Australian Lizards Thrive When Humans Hunt Them

aboriginal hunters in an Australian desert cooking sand monitor lizards.
Nyalangka Taylor, Karnu Taylor, and Ngameru Bidu hunt for sand monitor near Parnngurr community in August of 2012. To hunt monitor during the winter months when lizards are burrowed, women light fires in mature spinifex to expose a broad patch of country, reducing the time it takes to find occupied dens. The women use specialized long, slender digging sticks called wana, which are used as probes to locate the sleeping chamber, which lies 10-20 centimeters below ground. (Image credit: Rebecca Bliege Bird)
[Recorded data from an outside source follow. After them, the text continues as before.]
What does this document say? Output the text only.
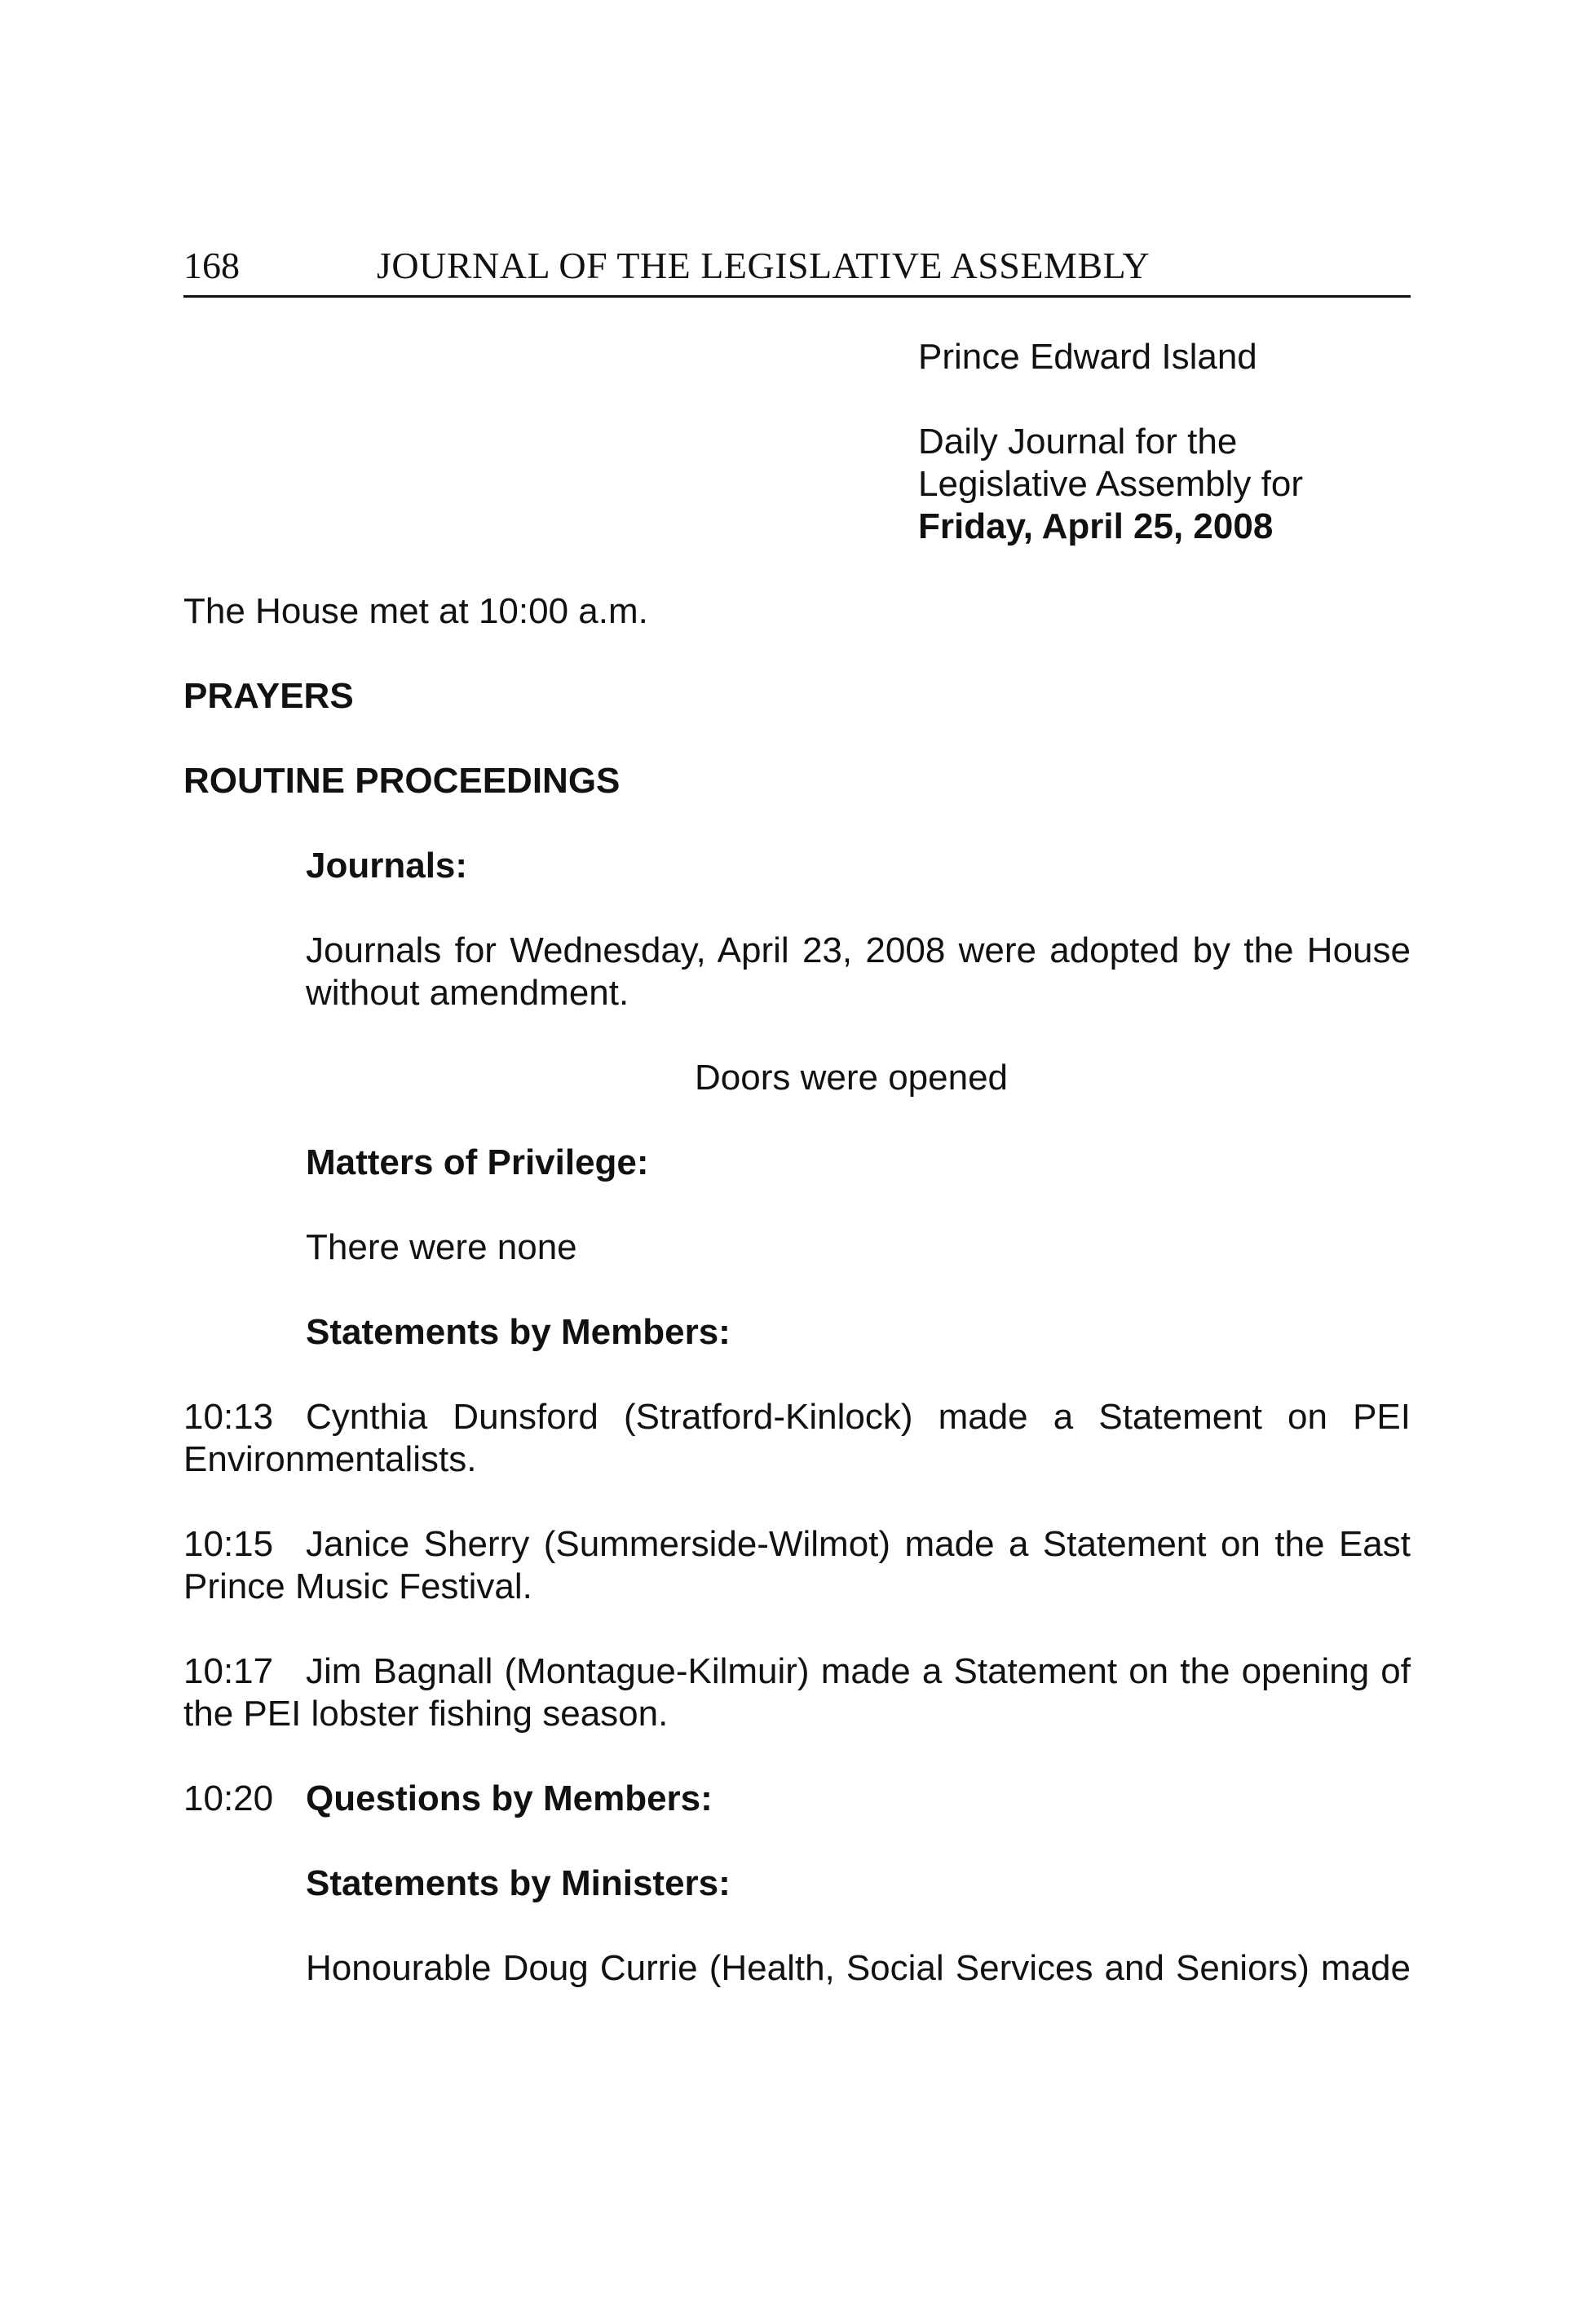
168	JOURNAL OF THE LEGISLATIVE ASSEMBLY
Prince Edward Island
Daily Journal for the
Legislative Assembly for
Friday, April 25, 2008
The House met at 10:00 a.m.
PRAYERS
ROUTINE PROCEEDINGS
Journals:
Journals for Wednesday, April 23, 2008 were adopted by the House without amendment.
Doors were opened
Matters of Privilege:
There were none
Statements by Members:
10:13 Cynthia Dunsford (Stratford-Kinlock) made a Statement on PEI Environmentalists.
10:15 Janice Sherry (Summerside-Wilmot) made a Statement on the East Prince Music Festival.
10:17 Jim Bagnall (Montague-Kilmuir) made a Statement on the opening of the PEI lobster fishing season.
10:20 Questions by Members:
Statements by Ministers:
Honourable Doug Currie (Health, Social Services and Seniors) made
Updated on Oct. 24 at 9:55 a.m. ET.

Hunters are often thought of as bad for wildlife, but scientists have recently found that Aboriginal hunters in Australia actually boosted certain lizard populations by improving the locales where the reptiles live.

Scientists investigated the Western Desert of Australia, where many native species have declined or gone extinct in the past century. But paradoxically, numbers of the sand monitor lizard (Varanus gouldii) — reptiles that weigh about 1 lb. (0.45 kilograms) and feed on smaller lizards, insects and arachnids — are higher where Aboriginal hunting is most prevalent.

Researchers investigated the Martu, an Aboriginal group that lives in the Little Sandy Desert in western Australia. The Martu use fires to clear off patches of older-growth vegetation to aid in searching for and tracking game — such as sand monitor lizards and other reptiles, as well as small mammals — from their burrows. [Photos: The 10 Biggest Deserts on Earth]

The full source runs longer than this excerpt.